A protocol integrating remote patient monitoring patient reported outcomes and cardiovascular biomarkers

NPJ Digit Med. 2019 Sep 3:2:84. doi: 10.1038/s41746-019-0145-6. eCollection 2019.

Abstract

We describe the protocol, design, and methodology of the Prediction, Risk, and Evaluation of Major Adverse Cardiac Events (PRE-MACE) study as a multicomponent remote patient monitoring in cardiology. Using biosensor, biomarkers, and patient-reported outcomes in participants with stable ischemic heart disease, the PRE-MACE study is designed to measure cross-sectional correlations and establish the ability of remote monitoring to predict major adverse cardiovascular event (MACE) biomarkers and incident MACE at baseline and 12-month follow-up. It will further assess the adherence and cost-effectiveness of remote monitoring and blood sampling over the initial months. Despite medication and lifestyle changes, patients with cardiovascular disease can experience MACE due to undertreatment, poor adherence, or failure to recognize clinical or biochemical changes that presage MACE. Identifying patients using remote monitoring to detect MACE forerunners has potential to improve outcomes, avoid MACE, and reduce resource utilization.

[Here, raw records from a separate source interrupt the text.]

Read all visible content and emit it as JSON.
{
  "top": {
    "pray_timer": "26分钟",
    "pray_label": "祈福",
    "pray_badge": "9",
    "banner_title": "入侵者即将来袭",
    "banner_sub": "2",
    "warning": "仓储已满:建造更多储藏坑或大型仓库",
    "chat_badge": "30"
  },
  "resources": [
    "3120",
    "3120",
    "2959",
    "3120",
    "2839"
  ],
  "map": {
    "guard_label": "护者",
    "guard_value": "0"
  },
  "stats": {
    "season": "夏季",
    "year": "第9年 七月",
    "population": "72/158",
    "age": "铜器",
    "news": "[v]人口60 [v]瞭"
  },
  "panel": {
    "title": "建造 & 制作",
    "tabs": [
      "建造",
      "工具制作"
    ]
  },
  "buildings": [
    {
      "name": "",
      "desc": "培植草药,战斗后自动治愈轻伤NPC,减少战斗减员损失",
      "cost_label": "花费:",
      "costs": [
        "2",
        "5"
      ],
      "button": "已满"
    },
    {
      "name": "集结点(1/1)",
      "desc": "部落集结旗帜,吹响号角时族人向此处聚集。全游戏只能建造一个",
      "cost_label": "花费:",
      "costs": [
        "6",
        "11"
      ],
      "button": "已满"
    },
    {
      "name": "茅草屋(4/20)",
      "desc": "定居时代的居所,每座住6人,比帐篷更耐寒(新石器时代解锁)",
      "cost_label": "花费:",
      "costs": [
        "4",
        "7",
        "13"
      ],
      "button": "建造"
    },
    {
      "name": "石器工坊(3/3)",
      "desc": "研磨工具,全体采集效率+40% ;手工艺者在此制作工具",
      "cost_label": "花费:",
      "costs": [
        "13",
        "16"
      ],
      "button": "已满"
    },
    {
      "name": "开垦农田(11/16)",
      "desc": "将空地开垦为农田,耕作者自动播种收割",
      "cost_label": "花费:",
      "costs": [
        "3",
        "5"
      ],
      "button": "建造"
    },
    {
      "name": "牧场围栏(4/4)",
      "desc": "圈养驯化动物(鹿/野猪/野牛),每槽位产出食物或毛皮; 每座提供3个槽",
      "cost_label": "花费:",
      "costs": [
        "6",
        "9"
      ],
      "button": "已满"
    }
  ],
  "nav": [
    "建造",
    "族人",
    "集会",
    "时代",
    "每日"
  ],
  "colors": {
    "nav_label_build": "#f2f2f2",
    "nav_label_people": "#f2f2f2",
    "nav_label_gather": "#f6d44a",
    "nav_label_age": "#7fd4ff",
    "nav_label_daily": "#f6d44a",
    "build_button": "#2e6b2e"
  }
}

Data collection will include: (1) continuous remote monitoring using wearable biosensors; (2) biomarker measurements using plasma and at-home micro-sampling blood collection; and (3) patient-reported outcomes to monitor perceived stress, anxiety, depression, and health-related quality of life. Two hundred participants will be followed for 90 days with a subset (n = 80) monitored for 180 days. All participants will be followed up for MACE at 12 months.The PRE-MACE study will utilize remote monitoring with biosensors, biomarkers, and patient-reported outcomes to identify intermediate biomarkers of MACE in patients with stable ischemic heart disease. If shown to be effective, this intervention can be utilized between health visits to predict MACE and reduce financial impact of MACE.

Keywords: Cardiovascular diseases; Predictive markers.